The first three stanzas continue in the same vein, but then the darkness of the moment intrudes.

Then from each black, accursed mouth
The cannon thundered in the South,
And with the sound
The carols drowned
Of peace on earth, good-will to men!

Here is the reality of war and death that staggers the modern American mind, even in a pandemic. The Civil War was so deadly that its modern equivalent (scaled to our present population) would take the lives of more than six million Americans. And so, the promise of peace feels false.

And in despair I bowed my head;
“There is no peace on earth,” I said;
“For hate is strong,
And mocks the song
Of peace on earth, good-will to men!”

Longfellow is connecting with a profound truth within the Christmas story itself. Amidst the nativity scenes, the stories of the Christmas star, and the glorious appearing of an angel to the shepherds announcing Christ’s birth, we often forget the next parts of Christ’s story grow dark indeed. Mary and Joseph are forced to flee to Egypt as the murderous king Herod killed the male children of Bethlehem.

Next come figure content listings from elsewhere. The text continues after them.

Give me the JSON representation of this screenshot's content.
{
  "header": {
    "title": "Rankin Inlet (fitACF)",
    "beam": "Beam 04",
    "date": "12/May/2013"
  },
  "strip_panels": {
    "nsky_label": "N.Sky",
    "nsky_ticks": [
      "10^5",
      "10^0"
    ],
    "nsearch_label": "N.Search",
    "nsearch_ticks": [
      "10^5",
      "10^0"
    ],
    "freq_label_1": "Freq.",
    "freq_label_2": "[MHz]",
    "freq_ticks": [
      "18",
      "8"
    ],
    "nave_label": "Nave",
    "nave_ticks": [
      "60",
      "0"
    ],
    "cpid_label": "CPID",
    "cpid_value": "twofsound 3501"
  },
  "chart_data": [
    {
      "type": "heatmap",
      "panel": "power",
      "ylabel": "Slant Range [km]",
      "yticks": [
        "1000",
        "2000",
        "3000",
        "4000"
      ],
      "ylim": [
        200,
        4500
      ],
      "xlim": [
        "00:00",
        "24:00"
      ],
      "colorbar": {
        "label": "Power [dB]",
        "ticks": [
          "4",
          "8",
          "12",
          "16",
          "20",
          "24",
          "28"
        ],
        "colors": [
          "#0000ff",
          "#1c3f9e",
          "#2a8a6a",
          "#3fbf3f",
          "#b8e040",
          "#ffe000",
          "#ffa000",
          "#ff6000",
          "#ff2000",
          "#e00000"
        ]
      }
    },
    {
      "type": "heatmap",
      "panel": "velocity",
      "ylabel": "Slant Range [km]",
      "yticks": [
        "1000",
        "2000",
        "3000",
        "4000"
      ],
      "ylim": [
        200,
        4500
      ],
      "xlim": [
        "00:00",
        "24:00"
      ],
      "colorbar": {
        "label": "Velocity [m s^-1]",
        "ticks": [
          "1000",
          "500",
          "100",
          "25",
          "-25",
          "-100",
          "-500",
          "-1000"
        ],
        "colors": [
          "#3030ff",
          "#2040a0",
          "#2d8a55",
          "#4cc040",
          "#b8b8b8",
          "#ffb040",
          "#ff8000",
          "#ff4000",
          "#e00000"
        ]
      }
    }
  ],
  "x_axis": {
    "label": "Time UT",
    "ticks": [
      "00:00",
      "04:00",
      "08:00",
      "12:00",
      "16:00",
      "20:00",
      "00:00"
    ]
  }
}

The birth of Jesus signified the certainty of ultimate victory over sin and death, not the hope of immediate triumph. Indeed, for much of Jesus’s life and ministry sin and death seemed ascendant. One can imagine, at the foot of the cross, his tiny band of remaining followers bowing their own heads and declaring there is no peace, that hate is strong.

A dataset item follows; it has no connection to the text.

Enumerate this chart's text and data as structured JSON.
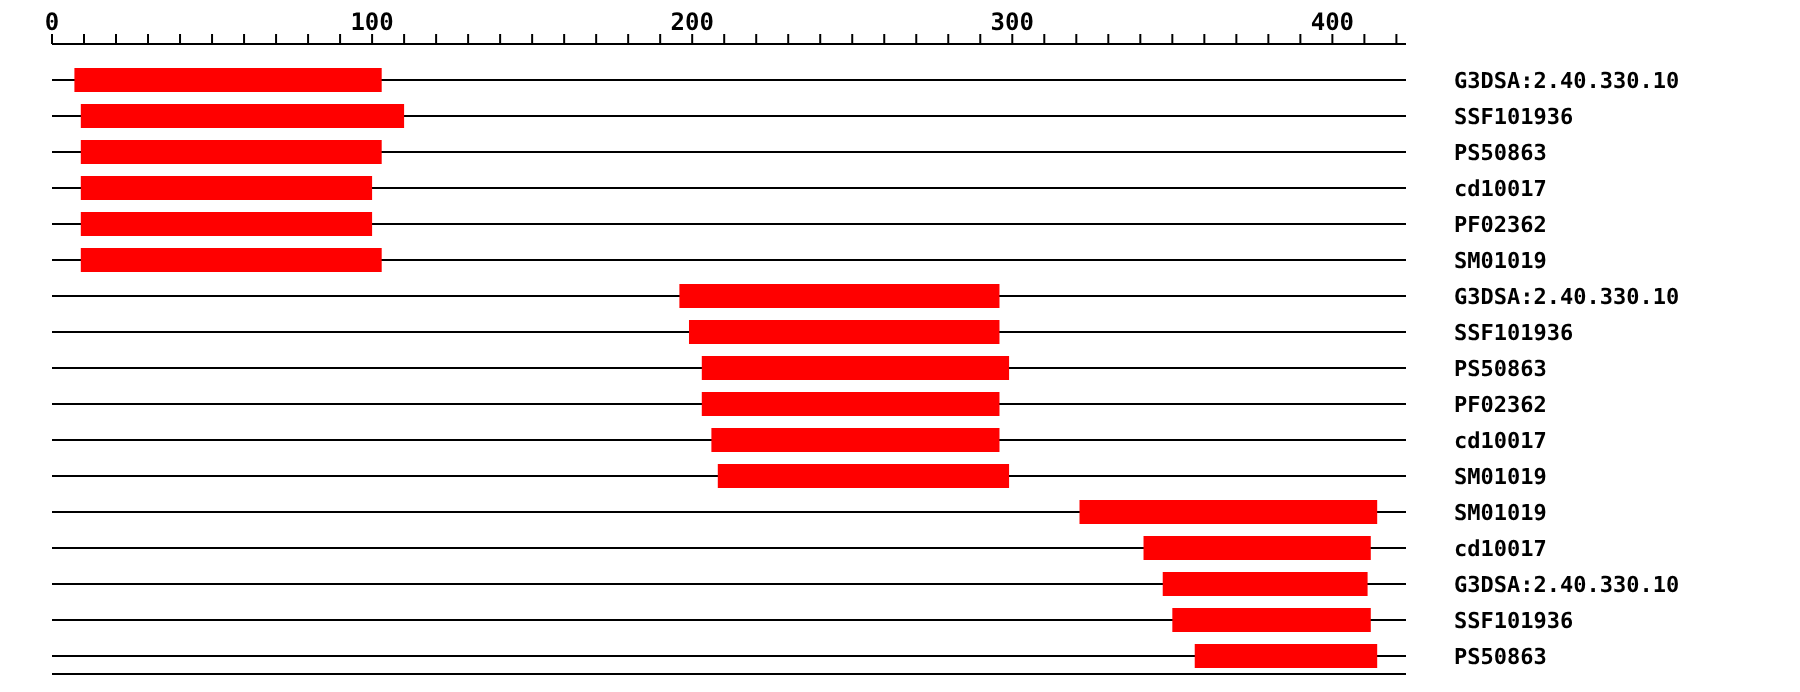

But Longfellow knows about the resurrection. He knows how the biblical story truly ends, and his magnificent poem ends with an expression of eternal hope:

Then pealed the bells more loud and deep:
“God is not dead, nor doth He sleep;
The Wrong shall fail, The Right prevail,
With peace on earth, good-will to men.”

Longfellow’s poem wasn’t set to music until 1872, but the hymn, called “I Heard the Bells on Christmas Day” has since become a niche selection in the Christmas canon. Elvis recorded a version. So did Johnny Cash. So did Sarah McLachlan. Most recorded versions of the hymn don’t repeat all the stanzas of the poem. They don’t speak of cannons thundering in the South, but it’s important to remember the source of Longfellow’s (and our nation’s) pain when he wrote those words.

It’s now time for the hymn to take its place, front and center in American consciousness. As we remember Longfellow’s ordeal and Longfellow’s faith, we can reflect on our own.

This is not the season for forced cheer. We should not ignore that death stalks our land. The Christmas spirit of our time has echoes in Longfellow’s, it has echoes in previous Christmases during times of great suffering, and it has echoes in that first Christmas, when death so immediately followed Christ’s birth.

So when we hear the bells of Christmas day, we should not and must not minimize the pain of the moment. “Blessed are those who mourn,” declared Christ in his Sermon on the Mount. The bells herald the promise that Longfellow’s pain, that our pain, will not prevail. God is not dead. He does not sleep. Our eternal hope endures.